Come prospera la passione del mio spirito
Per riportare ciò che è Vero
Per salvare le anime e la vita
Di tutti quelli che
non sanno di come furono
privati di ciò che è reale
Per un mondo in cui l’orgoglio non è peccato
Ma ciò che tutti noi dovremmo sentire

Anche se non ho alcun dubbio che il mio impegno per creare una nuova consapevolezza (o rinnovata, suppongo che questo è più appropriato), laddove è in gioco la forza spirituale e l’integrità del mio popolo, non mi farà mancare detrattori e diffamatori tra coloro che si crogiolano nell’ignoranza o nell’ostinazione giudeo-cristiana, sento molto fortemente, si potrebbe dire anche “con fede” (sorriso), che nel popolo indoeuropeo collettivo di questo pianeta ci sia un desiderio travolgente di quella direzione e determinazione spirituale che non sta ricevendo, anzi che non può ottenere, da una fede (giudeo-cristianesimo) che lo mette in tali contrasti con la propria anima e intelligenza istintiva. Io sono, naturalmente, dell’idea che l’Odinismo fondamentalista sia la risposta naturale a tutte le domande che il percorso innaturale del giudeo-cristianesimo ha instillato nel mio popolo, domande che non sarebbero mai stati costretti a fare se non fossero così maliziosamente separati dalle proprie tradizioni spirituali.

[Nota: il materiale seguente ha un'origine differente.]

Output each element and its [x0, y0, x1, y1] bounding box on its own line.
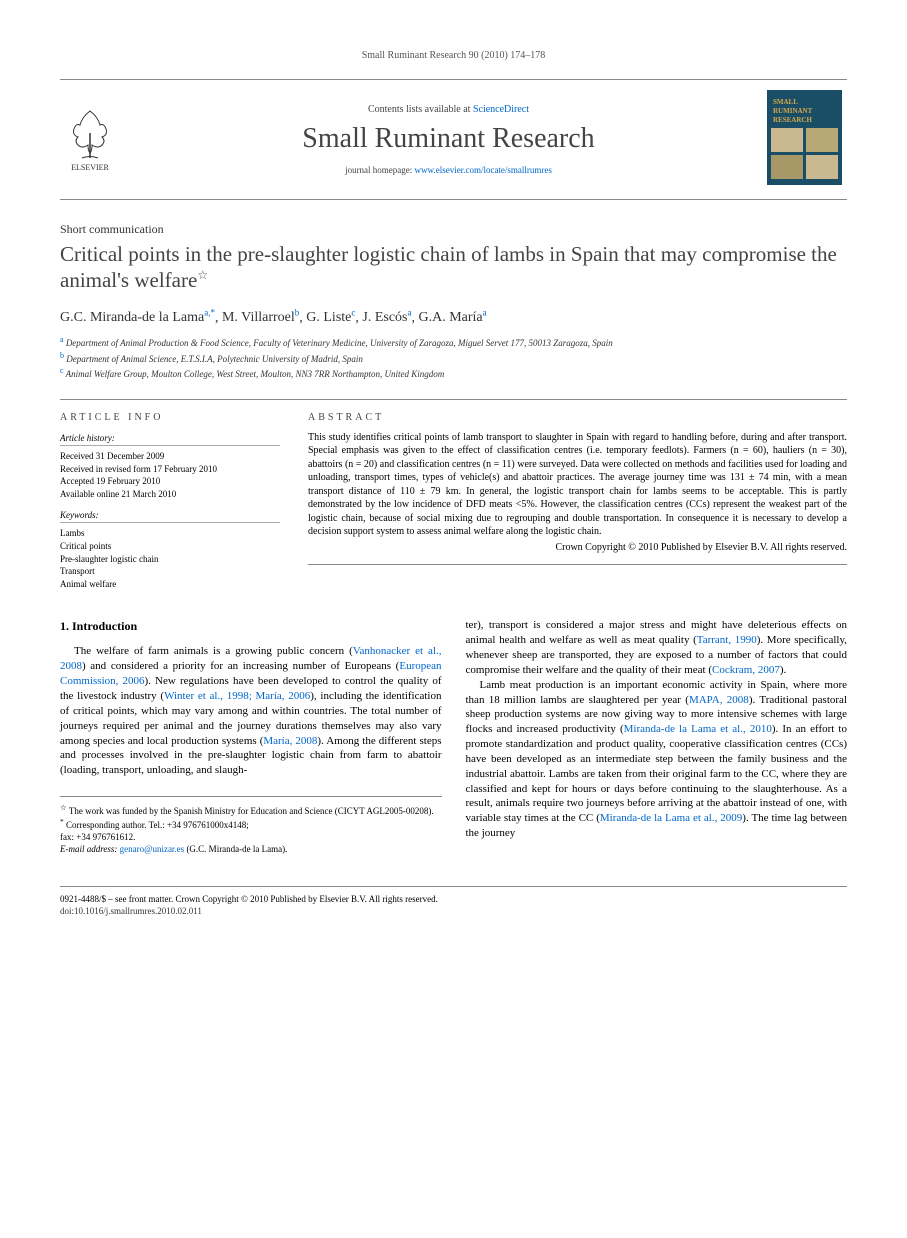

Anche se il “come” realizzare l’impresa, un esercizio che sono sicuro molti chiamerebbero una “perdita di tempo” (anche se vorrei ricordare a quegli stolti che molti imperi sono caduti in passato), è un compito a più livelli che non ho dubbi sia a molti anni dalla realizzazione, credo che le pietre fondanti (o dovremmo dire… i sigilli?) possano essere posate semplicemente informando tutti coloro che leggono queste parole che i consigli di questa causa non sono legati ad alcuna autorità salvo quella che assicura la salvezza della vostra vita. Con ciò non parliamo di “altre” vite, deliberatamente oscure o inconoscibili, ma piuttosto dell’assoluto e compreso di cui si gode ora che, se condotto onorevolmente, dovrebbe portare alla ricompensa dell’onesto orgoglio. L’essere stati privati di questa più elementare ricompensa umana è la cosa vergognosa, anche se è fermamente sulle spalle di coloro che hanno manipolato consapevolmente i vostri cuori e le vostre menti per rubare il vostro oro e le vostre anime.

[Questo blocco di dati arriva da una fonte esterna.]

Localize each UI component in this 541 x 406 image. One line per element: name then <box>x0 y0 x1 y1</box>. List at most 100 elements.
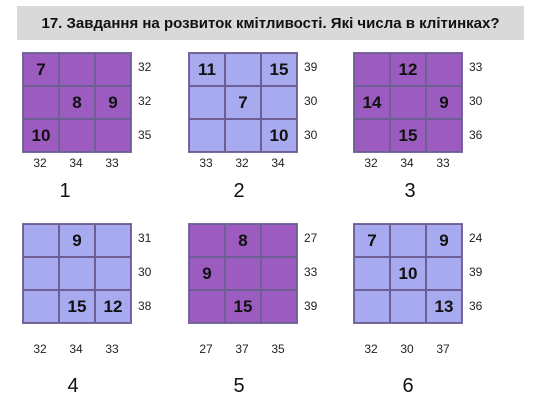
grid-cell <box>354 53 390 86</box>
grid-cell: 15 <box>225 290 261 323</box>
row-sum: 30 <box>304 94 318 108</box>
grid-cell <box>95 224 131 257</box>
grid-cell <box>390 224 426 257</box>
grid-cell: 7 <box>23 53 59 86</box>
grid-cell: 12 <box>390 53 426 86</box>
grid-cell: 10 <box>390 257 426 290</box>
grid-cell: 7 <box>354 224 390 257</box>
row-sum: 31 <box>138 231 152 245</box>
column-sum: 33 <box>199 156 213 170</box>
grid-cell <box>189 224 225 257</box>
number-grid: 9 15 12 <box>22 223 132 324</box>
grid-cell <box>390 290 426 323</box>
grid-cell <box>23 257 59 290</box>
column-sum: 33 <box>105 156 119 170</box>
grid-cell <box>261 257 297 290</box>
grid-cell: 9 <box>426 86 462 119</box>
row-sum: 27 <box>304 231 318 245</box>
grid-cell <box>23 224 59 257</box>
row-sum: 33 <box>469 60 483 74</box>
grid-cell: 13 <box>426 290 462 323</box>
grid-cell <box>426 53 462 86</box>
row-sum: 39 <box>469 265 483 279</box>
row-sum: 35 <box>138 128 152 142</box>
grid-cell <box>261 290 297 323</box>
grid-cell: 15 <box>261 53 297 86</box>
grid-cell: 8 <box>59 86 95 119</box>
grid-cell <box>426 257 462 290</box>
grid-cell: 14 <box>354 86 390 119</box>
grid-cell <box>95 257 131 290</box>
grid-cell <box>95 53 131 86</box>
row-sum: 30 <box>304 128 318 142</box>
number-grid: 7 8 9 10 <box>22 52 132 153</box>
puzzle-number-label: 1 <box>59 180 71 202</box>
grid-cell: 10 <box>23 119 59 152</box>
grid-cell <box>225 53 261 86</box>
column-sum: 34 <box>69 156 83 170</box>
grid-cell: 12 <box>95 290 131 323</box>
grid-cell: 10 <box>261 119 297 152</box>
row-sum: 36 <box>469 299 483 313</box>
row-sum: 33 <box>304 265 318 279</box>
column-sum: 37 <box>235 342 249 356</box>
column-sum: 27 <box>199 342 213 356</box>
grid-cell <box>59 53 95 86</box>
grid-cell: 15 <box>59 290 95 323</box>
column-sum: 32 <box>235 156 249 170</box>
grid-cell <box>59 119 95 152</box>
row-sum: 39 <box>304 60 318 74</box>
column-sum: 34 <box>69 342 83 356</box>
grid-cell <box>189 290 225 323</box>
row-sum: 36 <box>469 128 483 142</box>
grid-cell: 9 <box>189 257 225 290</box>
grid-cell <box>225 257 261 290</box>
column-sum: 32 <box>33 156 47 170</box>
grid-cell <box>225 119 261 152</box>
grid-cell: 9 <box>426 224 462 257</box>
row-sum: 32 <box>138 60 152 74</box>
column-sum: 34 <box>400 156 414 170</box>
grid-cell <box>426 119 462 152</box>
task-title: 17. Завдання на розвиток кмітливості. Як… <box>17 6 524 40</box>
number-grid: 11 15 7 10 <box>188 52 298 153</box>
grid-cell: 9 <box>59 224 95 257</box>
grid-cell <box>261 86 297 119</box>
grid-cell <box>354 257 390 290</box>
grid-cell <box>390 86 426 119</box>
puzzle-number-label: 3 <box>404 180 416 202</box>
row-sum: 32 <box>138 94 152 108</box>
column-sum: 33 <box>105 342 119 356</box>
grid-cell: 15 <box>390 119 426 152</box>
puzzle-number-label: 6 <box>402 375 414 397</box>
column-sum: 32 <box>364 342 378 356</box>
grid-cell: 8 <box>225 224 261 257</box>
puzzle-number-label: 2 <box>233 180 245 202</box>
grid-cell <box>23 86 59 119</box>
grid-cell <box>189 86 225 119</box>
grid-cell: 11 <box>189 53 225 86</box>
row-sum: 38 <box>138 299 152 313</box>
number-grid: 7 9 10 13 <box>353 223 463 324</box>
number-grid: 12 14 9 15 <box>353 52 463 153</box>
grid-cell <box>95 119 131 152</box>
column-sum: 33 <box>436 156 450 170</box>
grid-cell <box>59 257 95 290</box>
column-sum: 34 <box>271 156 285 170</box>
grid-cell: 7 <box>225 86 261 119</box>
grid-cell <box>354 290 390 323</box>
column-sum: 32 <box>364 156 378 170</box>
grid-cell <box>354 119 390 152</box>
row-sum: 30 <box>138 265 152 279</box>
puzzle-number-label: 4 <box>67 375 79 397</box>
column-sum: 30 <box>400 342 414 356</box>
row-sum: 39 <box>304 299 318 313</box>
column-sum: 35 <box>271 342 285 356</box>
column-sum: 37 <box>436 342 450 356</box>
row-sum: 24 <box>469 231 483 245</box>
column-sum: 32 <box>33 342 47 356</box>
row-sum: 30 <box>469 94 483 108</box>
grid-cell <box>261 224 297 257</box>
number-grid: 8 9 15 <box>188 223 298 324</box>
grid-cell <box>189 119 225 152</box>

Creare un ambiente/comunità in cui non siate più privi della fiducia che deve venire con la Vera forza spirituale è il nostro obiettivo fondamentale, e personalmente sarà la base per la mia massima gioia. Ecco come cominciare.

In conclusione (per ora) imploro tutti, Odinisti e aspiranti, di abbracciare la verità suprema per cui il Padre di Tutto Odino e tutti gli antichi hanno permeato ognuno di noi con punti di forza e istinti intrinseci progettati per responsabilizzare ogni individuo, per cui potremmo perseguire l’evoluzione, e quindi il progresso, che è il privilegio di tutti coloro che sono abbastanza coraggiosi da rifiutare la redenzione non nata da dentro. Il fatto che nel mondo occidentale siamo caduti così lontano da questa verità, deve essere riconosciuto come la causa principale della suddetta insoddisfazione e disillusione collettiva. Poter superare le manipolazioni di due millenni e reclamare il nostro spirito affine, è qualcosa che tutti dovremmo osare di sognare. È così che vinceremo.